So I just typed a whole blog and it deleted itself. For future reference - is there an undo button in blogger like in programs like Microsoft Word????
Now I really must write a condensed version of what I just wrote. I have been MIA from blogger for a couple days and its late and i must study so I am going to rewrite a quick entry and will read and catch up on everyone's blogs who replied to this and my last blog tomorrow afternoon.
So Derek and I got in an argument today. Super condensed version: I was asked out on a date by a guy aquaintance. I accepted. Derek found out about this the night before the date and acted fine with it. Then we returned to his apartment and he mentioned it and suggested that he wasn't happy about it.
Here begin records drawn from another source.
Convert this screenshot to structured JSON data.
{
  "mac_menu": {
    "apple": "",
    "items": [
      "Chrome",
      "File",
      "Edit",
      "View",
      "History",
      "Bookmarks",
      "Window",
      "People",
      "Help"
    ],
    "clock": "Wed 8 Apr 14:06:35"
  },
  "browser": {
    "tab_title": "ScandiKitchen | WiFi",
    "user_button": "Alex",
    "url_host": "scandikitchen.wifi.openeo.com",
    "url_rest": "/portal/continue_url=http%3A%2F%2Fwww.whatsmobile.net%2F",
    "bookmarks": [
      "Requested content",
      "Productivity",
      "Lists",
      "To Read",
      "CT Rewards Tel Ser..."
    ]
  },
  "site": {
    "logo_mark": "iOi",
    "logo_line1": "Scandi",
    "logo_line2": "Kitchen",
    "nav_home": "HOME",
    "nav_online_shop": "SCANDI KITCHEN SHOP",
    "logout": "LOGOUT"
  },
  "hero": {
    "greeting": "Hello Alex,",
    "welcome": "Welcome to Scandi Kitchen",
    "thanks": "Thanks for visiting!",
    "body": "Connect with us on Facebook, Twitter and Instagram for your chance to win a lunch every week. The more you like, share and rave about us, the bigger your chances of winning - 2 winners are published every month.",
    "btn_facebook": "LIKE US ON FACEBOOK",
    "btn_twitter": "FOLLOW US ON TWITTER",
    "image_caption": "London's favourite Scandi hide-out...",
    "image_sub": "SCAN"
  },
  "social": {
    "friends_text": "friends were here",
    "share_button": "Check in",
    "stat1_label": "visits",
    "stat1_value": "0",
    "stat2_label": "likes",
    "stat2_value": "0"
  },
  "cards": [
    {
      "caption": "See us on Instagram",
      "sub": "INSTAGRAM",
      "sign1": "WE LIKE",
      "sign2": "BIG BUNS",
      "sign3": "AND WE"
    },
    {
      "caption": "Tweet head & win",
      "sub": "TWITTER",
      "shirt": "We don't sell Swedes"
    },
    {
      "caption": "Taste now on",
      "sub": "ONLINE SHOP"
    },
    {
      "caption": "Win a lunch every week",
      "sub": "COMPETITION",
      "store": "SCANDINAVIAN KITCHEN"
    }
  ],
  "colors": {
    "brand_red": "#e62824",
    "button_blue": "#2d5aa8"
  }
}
Same type of hinting that he wasn't pleased with the idea the next several times we talked - both the morning of my date with someone else and the morning after. Then today we got in a facebook chat war about it to the point where I was so upset I had to just log off and leave my apartment and go chill with some friends just to keep myself from crying. Please note: we are adults - not middle or high school students.
Then tonight I am supposed to hang out with Jake. He asked me to come over. I said I would come but now I have just decided that I will not be going. I feel that I am just kind of done with this fling/affair. If I went tonight I would sleep with him and if I slept with him then I would only be doing it to get back at Derek. And it wouldn't actually hurt Derek because Derek would not know about it. So I would basically be using Jake to make myself feel better about Derek and my argument. And even though there is usually some using going on in affairs, that is still wrong.
So now I'm sitting here in my apartment, preparing to study for a midterm. That is a good idea. But I am still hurt from mine and Derek's argument as well as confused by it. I don't understand what he wants from me. And I hate that feeling. I hate caring. But regardless of it all, I am not going to hook up with Jake tonight. I am going to stay here in my own bed, all alone, studying for my midterm. This good behavior is quite impressive.